(RxWiki News) Lowering unhealthy cholesterol with statins can reduce the risk of heart attack and stroke in patients, including those with kidney disease. This therapy, however, may not help kidney disease itself.
Cardiovascular disease is common in individuals with chronic kidney disease (CKD). Statins have been shown to improve heart conditions in CKD patients.
While some research has suggested that lowering cholesterol may also boost kidney health, a new investigation has found that statin therapy did not prevent kidney failure.
"Ask a doctor how statins may help lower cholesterol."

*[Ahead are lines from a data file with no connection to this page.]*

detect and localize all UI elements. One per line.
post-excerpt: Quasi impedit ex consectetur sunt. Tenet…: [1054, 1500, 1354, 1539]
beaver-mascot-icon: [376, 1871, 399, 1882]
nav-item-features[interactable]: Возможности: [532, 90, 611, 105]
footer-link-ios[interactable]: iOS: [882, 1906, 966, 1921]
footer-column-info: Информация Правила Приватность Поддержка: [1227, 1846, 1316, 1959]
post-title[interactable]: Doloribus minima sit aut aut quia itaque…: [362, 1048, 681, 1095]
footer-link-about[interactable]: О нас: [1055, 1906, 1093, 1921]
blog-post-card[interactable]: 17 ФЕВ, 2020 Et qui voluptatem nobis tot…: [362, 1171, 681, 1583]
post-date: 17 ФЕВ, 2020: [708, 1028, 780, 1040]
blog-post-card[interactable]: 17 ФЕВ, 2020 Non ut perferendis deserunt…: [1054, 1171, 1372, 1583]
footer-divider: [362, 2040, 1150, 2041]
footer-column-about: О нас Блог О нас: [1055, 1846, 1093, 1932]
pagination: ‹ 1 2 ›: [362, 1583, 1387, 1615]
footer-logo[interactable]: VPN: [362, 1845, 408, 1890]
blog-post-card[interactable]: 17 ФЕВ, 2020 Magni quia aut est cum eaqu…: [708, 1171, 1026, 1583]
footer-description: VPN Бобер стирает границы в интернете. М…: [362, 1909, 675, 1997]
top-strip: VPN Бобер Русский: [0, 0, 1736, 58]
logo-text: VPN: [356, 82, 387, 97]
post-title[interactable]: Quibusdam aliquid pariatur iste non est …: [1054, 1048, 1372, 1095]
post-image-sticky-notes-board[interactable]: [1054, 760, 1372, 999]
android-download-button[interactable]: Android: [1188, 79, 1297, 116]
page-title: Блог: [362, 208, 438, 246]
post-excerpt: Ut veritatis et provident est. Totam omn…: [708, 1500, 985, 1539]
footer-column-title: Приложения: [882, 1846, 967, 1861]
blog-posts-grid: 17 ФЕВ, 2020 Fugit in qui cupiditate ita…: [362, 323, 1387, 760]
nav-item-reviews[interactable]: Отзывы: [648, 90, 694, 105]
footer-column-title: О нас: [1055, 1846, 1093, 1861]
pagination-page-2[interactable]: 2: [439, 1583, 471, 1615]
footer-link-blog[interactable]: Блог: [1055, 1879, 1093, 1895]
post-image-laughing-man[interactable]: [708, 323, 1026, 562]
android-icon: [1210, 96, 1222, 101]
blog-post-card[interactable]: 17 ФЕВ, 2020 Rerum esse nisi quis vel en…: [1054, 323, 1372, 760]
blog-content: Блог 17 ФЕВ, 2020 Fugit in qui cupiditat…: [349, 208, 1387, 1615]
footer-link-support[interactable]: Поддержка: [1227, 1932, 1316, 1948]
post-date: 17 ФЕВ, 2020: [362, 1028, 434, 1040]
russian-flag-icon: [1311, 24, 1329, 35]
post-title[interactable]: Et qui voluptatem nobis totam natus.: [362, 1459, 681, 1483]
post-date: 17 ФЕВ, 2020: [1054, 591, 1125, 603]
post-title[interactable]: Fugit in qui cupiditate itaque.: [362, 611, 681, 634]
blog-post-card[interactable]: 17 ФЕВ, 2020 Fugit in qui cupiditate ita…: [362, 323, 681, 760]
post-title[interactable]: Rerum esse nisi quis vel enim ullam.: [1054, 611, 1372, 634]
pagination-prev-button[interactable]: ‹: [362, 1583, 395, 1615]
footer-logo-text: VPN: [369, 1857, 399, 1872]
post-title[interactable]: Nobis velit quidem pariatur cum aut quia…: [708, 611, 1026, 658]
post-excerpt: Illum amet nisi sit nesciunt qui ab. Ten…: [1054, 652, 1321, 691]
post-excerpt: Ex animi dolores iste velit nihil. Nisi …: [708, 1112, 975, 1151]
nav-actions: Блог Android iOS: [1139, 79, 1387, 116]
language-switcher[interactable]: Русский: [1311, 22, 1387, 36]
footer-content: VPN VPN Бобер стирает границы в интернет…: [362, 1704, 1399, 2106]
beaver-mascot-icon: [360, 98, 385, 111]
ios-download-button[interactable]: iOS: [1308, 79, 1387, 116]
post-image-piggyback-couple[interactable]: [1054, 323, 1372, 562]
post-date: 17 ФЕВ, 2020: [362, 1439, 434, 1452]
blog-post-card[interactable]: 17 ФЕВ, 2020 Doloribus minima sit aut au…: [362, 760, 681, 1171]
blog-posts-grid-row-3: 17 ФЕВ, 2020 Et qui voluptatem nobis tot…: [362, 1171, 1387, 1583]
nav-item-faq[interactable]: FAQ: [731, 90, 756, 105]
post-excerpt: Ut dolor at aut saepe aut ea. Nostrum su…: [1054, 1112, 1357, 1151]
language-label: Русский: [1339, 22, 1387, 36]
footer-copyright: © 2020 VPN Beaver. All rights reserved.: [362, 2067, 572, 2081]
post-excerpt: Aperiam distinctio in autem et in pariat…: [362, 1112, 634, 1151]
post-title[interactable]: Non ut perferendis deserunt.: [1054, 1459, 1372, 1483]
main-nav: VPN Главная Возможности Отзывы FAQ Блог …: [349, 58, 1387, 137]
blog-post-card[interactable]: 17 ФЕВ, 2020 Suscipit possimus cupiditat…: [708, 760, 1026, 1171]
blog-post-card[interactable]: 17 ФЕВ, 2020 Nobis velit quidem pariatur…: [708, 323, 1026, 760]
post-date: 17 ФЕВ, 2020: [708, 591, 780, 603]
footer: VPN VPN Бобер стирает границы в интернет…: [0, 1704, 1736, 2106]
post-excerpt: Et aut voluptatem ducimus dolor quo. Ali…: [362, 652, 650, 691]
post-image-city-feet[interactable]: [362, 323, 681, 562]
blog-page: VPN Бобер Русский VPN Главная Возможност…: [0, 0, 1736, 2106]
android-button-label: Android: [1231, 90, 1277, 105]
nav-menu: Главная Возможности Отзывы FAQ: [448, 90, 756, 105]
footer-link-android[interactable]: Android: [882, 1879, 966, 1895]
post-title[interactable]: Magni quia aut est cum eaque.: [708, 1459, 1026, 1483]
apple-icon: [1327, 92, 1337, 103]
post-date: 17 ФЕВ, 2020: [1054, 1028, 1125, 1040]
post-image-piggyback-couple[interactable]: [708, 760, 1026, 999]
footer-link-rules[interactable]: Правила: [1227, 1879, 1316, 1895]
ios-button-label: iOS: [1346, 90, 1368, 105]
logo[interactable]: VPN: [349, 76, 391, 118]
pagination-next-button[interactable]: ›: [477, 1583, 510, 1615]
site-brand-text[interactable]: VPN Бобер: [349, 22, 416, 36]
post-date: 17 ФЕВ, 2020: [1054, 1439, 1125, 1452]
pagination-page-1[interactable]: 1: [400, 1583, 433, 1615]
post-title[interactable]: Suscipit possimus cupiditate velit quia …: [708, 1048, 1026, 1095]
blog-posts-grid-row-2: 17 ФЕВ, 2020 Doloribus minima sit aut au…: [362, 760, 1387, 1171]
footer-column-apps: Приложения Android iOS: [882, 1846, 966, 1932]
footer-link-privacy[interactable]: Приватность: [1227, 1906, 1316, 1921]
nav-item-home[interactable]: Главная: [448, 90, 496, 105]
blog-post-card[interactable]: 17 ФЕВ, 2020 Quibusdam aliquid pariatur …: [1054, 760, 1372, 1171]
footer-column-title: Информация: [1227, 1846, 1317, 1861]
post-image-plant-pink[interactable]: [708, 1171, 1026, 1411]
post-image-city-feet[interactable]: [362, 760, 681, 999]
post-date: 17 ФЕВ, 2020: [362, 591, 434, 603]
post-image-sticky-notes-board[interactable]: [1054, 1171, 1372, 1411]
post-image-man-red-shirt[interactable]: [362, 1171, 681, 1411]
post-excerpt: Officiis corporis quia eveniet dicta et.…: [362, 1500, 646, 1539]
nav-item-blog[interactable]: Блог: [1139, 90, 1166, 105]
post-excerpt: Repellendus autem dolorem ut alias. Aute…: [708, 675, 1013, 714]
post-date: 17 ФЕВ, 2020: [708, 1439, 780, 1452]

Richard Haynes, MD, a member of the Royal College of Physicians at the University of Oxford, Clinical Trial Service Unit and the Oxford Kidney Unit at Oxford Radcliffe Hospital NHS Trust, served as lead author on this study of 6,245 chronic kidney disease patients who were not on dialysis at the start of the investigation.
A total of 3,116 patients were assigned to receive regular treatment with simvastatin (a statin) along with ezetimibe (a medication that blocks the absorption of cholesterol in the intestine) and 3,129 were given a placebo (fake medication).
The researchers noted that after five years of follow-up, patients taking the statin therapy reduced their LDL (“bad”) cholesterol concentration by an average of 1 mmol/L (millimole per liter) compared to those taking the placebo. The treatment appeared to be safe and well tolerated among all patients.
The statin therapy, however, did not have a significant effect on the progression of kidney disease to end-stage renal disease (when the kidneys are no longer able to work at a level needed for day-to-day life). About one-third of patients in both groups went on to get dialysis, and about 8 percent of patients in each group received a transplant.
Dr. Haynes and team also observed that statins did not affect how quickly kidney function deteriorated.
In a press release, Dr. Haynes said that the combination of simvastatin and ezetimibe cut the risk of heart attack, stroke, vascular stenting and bypass surgery but did not influence the risk of end-stage renal disease.
“LDL cholesterol-lowering therapy is indicated in patients with advanced CKD to prevent atherosclerotic disease [hardening and narrowing of the arteries] but not to prevent the progression of renal [kidney] disease,” concluded the authors.
This study was published in an upcoming issue of the Journal of the American Society of Nephrology (JASN). The research was conducted and interpreted independently of the principal study funder, Merck & Co. and Schering-Plough Corporation, which merged in 2009.